Delius
A Song of Summer
Tippett
Triple Concerto
Vaughan Williams
Symphony No.5 in D
Daniel Hope (violin), Philip Dukes (viola) & Christian Poltéra (cello)
BBC Symphony Orchestra
Sir Andrew Davis
Reviewed by: Richard Whitehouse
Reviewed: 26 July, 2007
Venue: Royal Albert Hall, London
An evening of ‘Proms Firsts’ – all three works were given their world premieres at the Proms – and an evening of British music into the bargain. Nominally Delius’s last purely orchestral score (though derived from an unfinished project of a decade earlier), A Song of Summer (1929) is among the numerous pieces written with Eric Fenby, Delius’s amanuensis, that were greeted enthusiastically when they appeared – as if in gratitude that the infirm composer was again able to create – only later to be compared unfavourably with those preceding them. If the work adds little that is new to Delius’s legacy, its musical qualities are undoubted; as, moreover, is its formal subtlety: the two main, increasingly expansive, sections emerging with deceptive ease from an introduction that, though added at a late stage in the compositional process, sets out salient themes with an inevitability to suggest the piece could never have been otherwise. Warmly but alertly directed by Sir Andrew Davis, it confirmed Delius’s late works as being urgently in need of reappraisal.
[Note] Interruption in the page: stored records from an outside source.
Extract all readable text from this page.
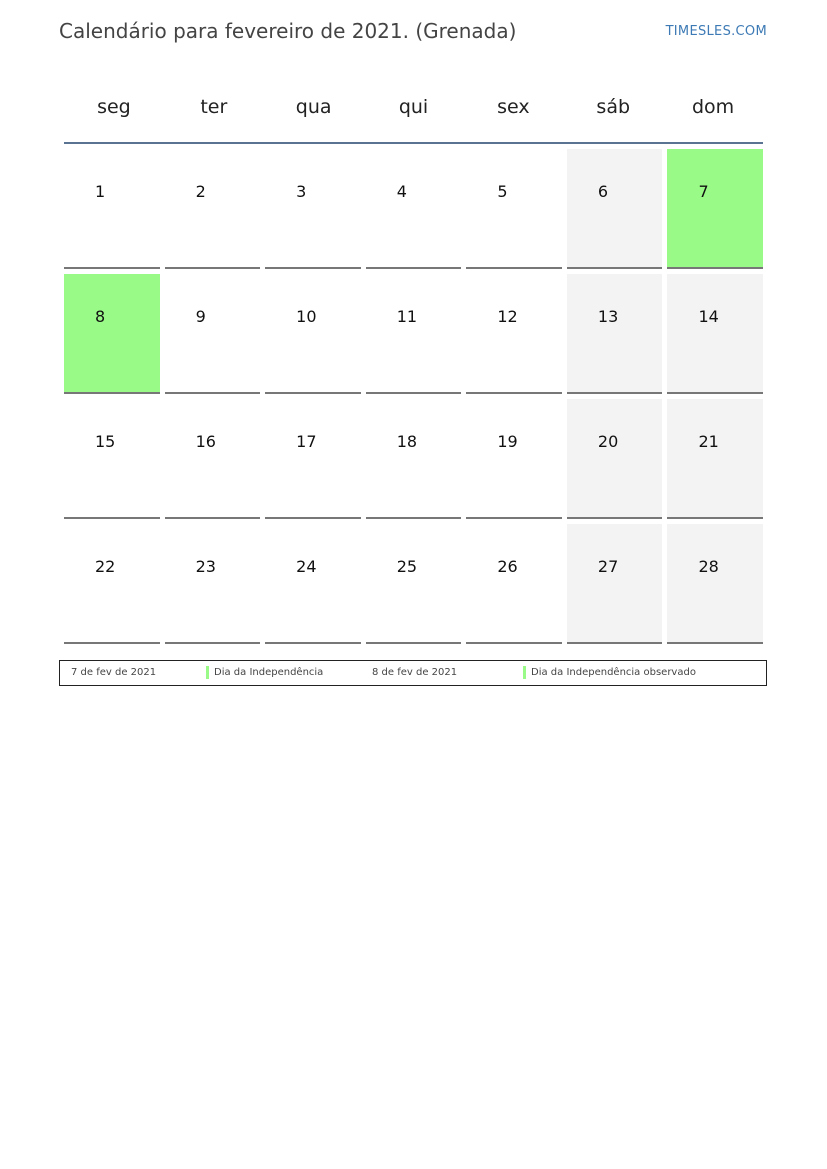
Calendário para fevereiro de 2021. (Grenada)	TIMESLES.COM
seg	ter	qua	qui	sex	sáb	dom
1	2	3	4	5	6	7
8	9	10	11	12	13	14
15	16	17	18	19	20	21
22	23	24	25	26	27	28
7 de fev de 2021	Dia da Independência	8 de fev de 2021	Dia da Independência observado
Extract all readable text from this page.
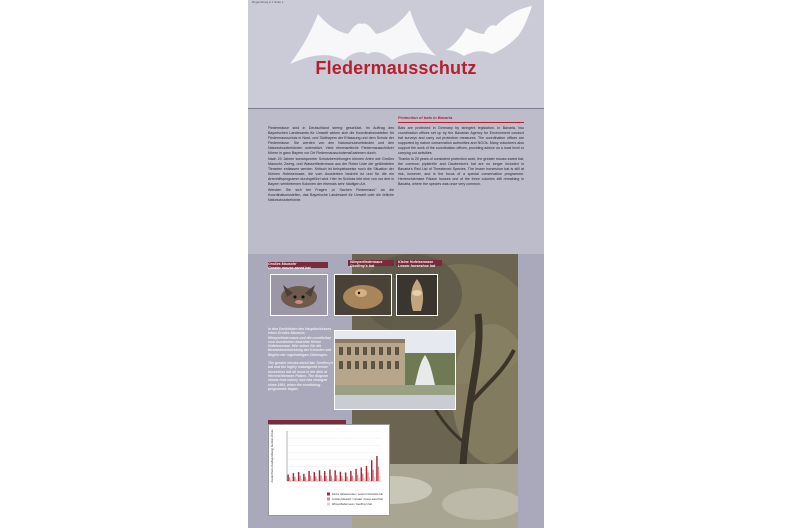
Regensburg A 1 Seite 1
Fledermausschutz

Fledermäuse sind in Deutschland streng geschützt. Im Auftrag des Bayerischen Landesamts für Umwelt wirken sich die Koordinationsstellen für Fledermausschutz in Nord- und Südbayern der Erfassung und dem Schutz der Fledermäuse. Sie werden von den Naturschutzverbänden und den Naturschutzbehörden unterstützt. Viele ehrenamtliche Fledermausschützer führen in ganz Bayern vor Ort Fledermausschutzmaßnahmen durch.

Nach 20 Jahren konsequenter Schutzbemühungen können Arten wie Großes Mausohr, Zwerg- und Wasserfledermaus aus der Roten Liste der gefährdeten Tierarten entlassen werden. Kritisch ist beispielsweise noch die Situation der Kleinen Hufeisennase, die vom Aussterben bedroht ist und für die ein Artenhilfsprogramm durchgeführt wird. Hier im Schloss lebt eine von nur drei in Bayern verbliebenen Kolonien der ehemals sehr häufigen Art.

Wenden Sie sich bei Fragen „in Sachen Fledermaus" an die Koordinationsstellen, das Bayerische Landesamt für Umwelt oder die örtliche Naturschutzbehörde.

Protection of bats in Bavaria

Bats are protected in Germany by stringent legislation. In Bavaria, two coordination offices set up by the Bavarian Agency for Environment conduct bat surveys and carry out protection measures. The coordination offices are supported by nature conservation authorities and NGOs. Many volunteers also support the work of the coordination offices, providing advice on a local level or carrying out activities.

Thanks to 20 years of consistent protection work, the greater mouse-eared bat, the common pipistrelle and Daubenton's bat are no longer included in Bavaria's Red List of Threatened Species. The lesser horseshoe bat is still at risk, however, and is the focus of a special conservation programme. Herrenchiemsee Palace houses one of the three colonies still remaining in Bavaria, where the species was once very common.

Großes Mausohr
Greater mouse-eared bat
Wimperfledermaus
Geoffroy's bat
Kleine Hufeisennase
Lesser horseshoe bat

In den Dachböden des Hauptschlosses leben Großes Mausohr, Wimperfledermaus und die unmittelbar vom Aussterben bedrohte Kleine Hufeisennase. Hier sehen Sie die Bestandsentwicklung der Kolonien seit Beginn der regelmäßigen Zählungen.

The greater mouse-eared bat, Geoffroy's bat and the highly endangered lesser horseshoe bat all roost in the attic at Herrenchiemsee Palace. The diagram shows how colony size has changed since 1991, when the monitoring programme began.

Anzahl Tiere (Ausflugzählung) Number of bats
Kleine Hufeisennase / Lesser horseshoe bat
Großes Mausohr / Greater mouse-eared bat
Wimperfledermaus / Geoffroy's bat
As are those by Sir Michael Tippett – the music from his last quarter-century having been subjected to a critical mauling on his centenary two years ago. At the time of its premiere, the Triple Concerto (1979) was hailed as a return to the ‘ecstatic lyricism’ that, having been gleaned in the final pages of the Fourth Quartet, was now being given its head. Yet the rigorous formal procedures that Tippett evolved in the wake of his opera “King Priam” are not abandoned – witness the Triple Concerto’s opening movement’s ingenious conflation of fantasia and sonata processes, or the slow movement’s heightening of emotional intensity throughthe telling juxtaposition of its melodic ideas rather than motivic development as such. With its quirky take on rondo form, the finale still feels too short-winded to fulfil its role in the overall design, for all that Tippett brings back the work’s initial themes so as to make possible a satisfying apotheosis.
One aspect of the Triple Concerto that has divided opinion is the degree to which the three soloists can successfully integrate without obscuring each other’s persona. This was not quite overcome in this performance, in which initial problems of intonation were also apparent, but it did not seriously impede the players’ commitment. Daniel Hope led the way (almost too much so at times) with his flights of fancy, Philip Dukes ensured that the viola line was not subsumed in the overall texture, and Christian Poltéra overcame initial reticence to give an idiomatic and sensitive account of the cello part. Davis drove the work hard, without neglecting to characterise the brief but strategic orchestral interludes, and ensuring that the slow movement – the soloists as one over a luminous texture of tuned percussion – worked its mesmeric spell. A timely and, overall, successful revival.
Many British works have enjoyed widespread initial success, only to fall from favour as their time – or, indeed, their composer – passes. While Vaughan Williams’s output has not been immune to this, his Fifth Symphony (1943) has never left the repertoire and must latterly has enjoyed almost as many performances as in its first decade. What now strikes one is the sheer audacity of writing such music in the midst of war: a piece that is neither a reflection of nor an escape from its era, but which transcends circumstance towards a far-removed yet still attainable goal; one definition of the ‘visionary’ epithet often attached to this composer’s music in general and this work in particular.
Among the most sympathetic latter-day exponents of Vaughan Williams, Andrew Davis steered a secure and convincing course. In the ‘Preludio’, more could perhaps have been made of the contrasts between modal and diatonic themes (the latter opening-up tonal vistas that will be secured only later in the work), and the climax felt just a shade underwhelming. The ‘Scherzo’, deftly dispatched, lacked the last degree of mystery – though it was hardly the fault of the performance that audience concentration was not all it should have been. Others have drawn greater expressive gravitas from the ‘Romanza’, but Davis’s shaping of its themes on the way to a climax of great strength was never less than complete. The ‘Passacaglia’ finale can seem lightweight in comparison: here its carefree initial progress and troubled continuation – as themes from the first movement re-emerge – were fused with a cumulative momentum, enabling the coda to round off the work in a mood of serene repose.
Inasmuch as it underlined enduring certainties at a time when these were directly under threat, this was demonstrably a symphony of and for its time. Now, in an era when such certainties might seem doubtful or even obsolete, its calm reaffirmation of them arguably makes it more relevant than ever.